Phase 1 - Bras B (EXPÉRIMENTAL) : Cohorte expérimentale de phase 1 : Les patients recevant des antifongiques inhibiteurs modérés à puissants du CYP3A4/5 (posaconazole, voriconazole ou fluconazole) reçoivent du DSP-5336 par voie orale.
Phase 1 - Bras E (EXPÉRIMENTAL) : Cohorte de combinaison expérimentale de phase 1 : les patients atteints de LAM reçoivent du DSP-5336 par voie orale en association avec du vénétoclax et de l’azacitidine.

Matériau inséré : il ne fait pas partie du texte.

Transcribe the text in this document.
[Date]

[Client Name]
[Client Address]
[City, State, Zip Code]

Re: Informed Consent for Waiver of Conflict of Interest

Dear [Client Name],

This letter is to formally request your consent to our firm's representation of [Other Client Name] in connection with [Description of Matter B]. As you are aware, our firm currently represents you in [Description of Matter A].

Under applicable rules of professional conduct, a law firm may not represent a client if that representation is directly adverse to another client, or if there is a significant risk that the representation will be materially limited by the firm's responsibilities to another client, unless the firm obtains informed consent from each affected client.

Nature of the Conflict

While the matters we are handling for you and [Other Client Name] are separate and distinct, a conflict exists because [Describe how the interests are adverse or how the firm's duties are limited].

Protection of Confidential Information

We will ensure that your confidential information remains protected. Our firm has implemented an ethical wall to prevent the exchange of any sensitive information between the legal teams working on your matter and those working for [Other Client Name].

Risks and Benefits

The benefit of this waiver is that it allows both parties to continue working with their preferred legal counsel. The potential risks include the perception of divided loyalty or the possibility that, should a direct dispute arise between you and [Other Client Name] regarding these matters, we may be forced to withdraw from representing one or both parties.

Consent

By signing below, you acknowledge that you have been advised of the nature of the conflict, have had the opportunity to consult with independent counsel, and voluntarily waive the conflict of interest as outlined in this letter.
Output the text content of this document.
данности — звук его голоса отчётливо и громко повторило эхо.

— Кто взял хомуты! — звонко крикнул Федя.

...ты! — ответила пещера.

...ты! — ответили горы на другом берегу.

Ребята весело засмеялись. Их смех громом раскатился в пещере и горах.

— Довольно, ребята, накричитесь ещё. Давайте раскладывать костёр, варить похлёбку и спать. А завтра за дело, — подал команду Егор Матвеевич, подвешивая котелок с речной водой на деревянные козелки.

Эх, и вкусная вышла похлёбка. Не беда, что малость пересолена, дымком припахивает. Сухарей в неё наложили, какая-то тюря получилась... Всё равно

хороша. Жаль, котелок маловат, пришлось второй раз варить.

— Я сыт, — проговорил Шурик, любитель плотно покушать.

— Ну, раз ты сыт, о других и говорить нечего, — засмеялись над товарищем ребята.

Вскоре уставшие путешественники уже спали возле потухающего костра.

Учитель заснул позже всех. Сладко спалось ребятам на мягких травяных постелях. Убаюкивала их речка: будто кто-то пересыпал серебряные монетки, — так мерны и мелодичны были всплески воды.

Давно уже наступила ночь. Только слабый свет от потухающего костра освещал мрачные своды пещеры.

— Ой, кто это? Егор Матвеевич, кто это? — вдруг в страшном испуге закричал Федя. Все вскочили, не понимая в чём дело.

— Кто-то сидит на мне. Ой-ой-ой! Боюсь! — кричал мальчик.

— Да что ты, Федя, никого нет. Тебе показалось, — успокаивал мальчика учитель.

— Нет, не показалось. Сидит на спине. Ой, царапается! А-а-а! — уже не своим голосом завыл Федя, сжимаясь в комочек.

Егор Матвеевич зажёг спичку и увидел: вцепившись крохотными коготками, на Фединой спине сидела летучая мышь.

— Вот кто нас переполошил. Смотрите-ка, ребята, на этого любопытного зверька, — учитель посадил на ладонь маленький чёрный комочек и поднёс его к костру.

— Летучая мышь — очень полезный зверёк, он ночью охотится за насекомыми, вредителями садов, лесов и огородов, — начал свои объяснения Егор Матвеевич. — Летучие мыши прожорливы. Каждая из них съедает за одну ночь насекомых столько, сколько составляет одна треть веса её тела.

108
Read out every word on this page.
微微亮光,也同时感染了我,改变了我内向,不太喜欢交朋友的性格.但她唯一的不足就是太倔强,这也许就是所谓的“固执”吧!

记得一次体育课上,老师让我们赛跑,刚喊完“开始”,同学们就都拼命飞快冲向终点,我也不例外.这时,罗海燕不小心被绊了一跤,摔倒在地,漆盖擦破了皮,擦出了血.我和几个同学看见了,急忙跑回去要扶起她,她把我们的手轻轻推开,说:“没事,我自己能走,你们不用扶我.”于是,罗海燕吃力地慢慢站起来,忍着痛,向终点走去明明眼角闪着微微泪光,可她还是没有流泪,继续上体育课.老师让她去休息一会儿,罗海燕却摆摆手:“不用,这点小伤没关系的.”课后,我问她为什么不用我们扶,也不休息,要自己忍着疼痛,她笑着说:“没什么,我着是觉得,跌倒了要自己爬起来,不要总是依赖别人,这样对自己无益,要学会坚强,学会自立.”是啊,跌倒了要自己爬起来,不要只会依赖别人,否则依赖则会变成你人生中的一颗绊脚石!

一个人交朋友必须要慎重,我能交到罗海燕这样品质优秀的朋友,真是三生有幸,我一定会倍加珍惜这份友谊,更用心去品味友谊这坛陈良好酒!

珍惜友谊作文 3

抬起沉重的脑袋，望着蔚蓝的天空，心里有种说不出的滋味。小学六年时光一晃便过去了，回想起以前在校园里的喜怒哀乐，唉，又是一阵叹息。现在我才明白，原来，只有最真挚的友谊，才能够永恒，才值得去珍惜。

Phase 1 - Bras F (EXPÉRIMENTAL) : Cohorte de combinaison expérimentale de phase 1 : les patients atteints de LAM reçoivent du DSP-5336 par voie orale en association avec le gilteritinib.
Inclusion criterias
- Les patients doivent présenter un diagnostic de leucémie aiguë myéloïde (LAM), de leucémie aiguë lymphoblastique (LAL) ou de leucémie aiguë de lignée ambiguë en rechute ou réfractaire, selon la classification 2022 de l'Organisation mondiale de la Santé (OMS), ou, dans certains centres et régions, un diagnostic de syndrome myélodysplasique (SMD) ou de myélome multiple (MM), confirmé par l'examen anatomopathologique de l'établissement traitant, et dont la maladie a progressé après les traitements standards disponibles, reconnus comme actifs pour leur LAM, LAL ou LAL, ou, dans certains centres et régions, pour le MM ou le SMD. Si les patients atteints de leucémie aiguë sont issus d'une transformation d'un SMD ou d'une autre hémopathie maligne, ils doivent avoir reçu les traitements standards disponibles pour la leucémie aiguë après la transformation en LAM et avant leur inclusion dans cet essai. Dans les régions ou pays où les autorités réglementaires l'exigent, les participants doivent présenter une fusion KMT2A (MLL) ou une mutation NPM1 documentée, y compris ceux présentant des altérations génomiques FLT3 et/ou une mutation IDH1/2 concomitantes. Les participants candidats à une greffe de cellules souches doivent s'être vu proposer cette option thérapeutique.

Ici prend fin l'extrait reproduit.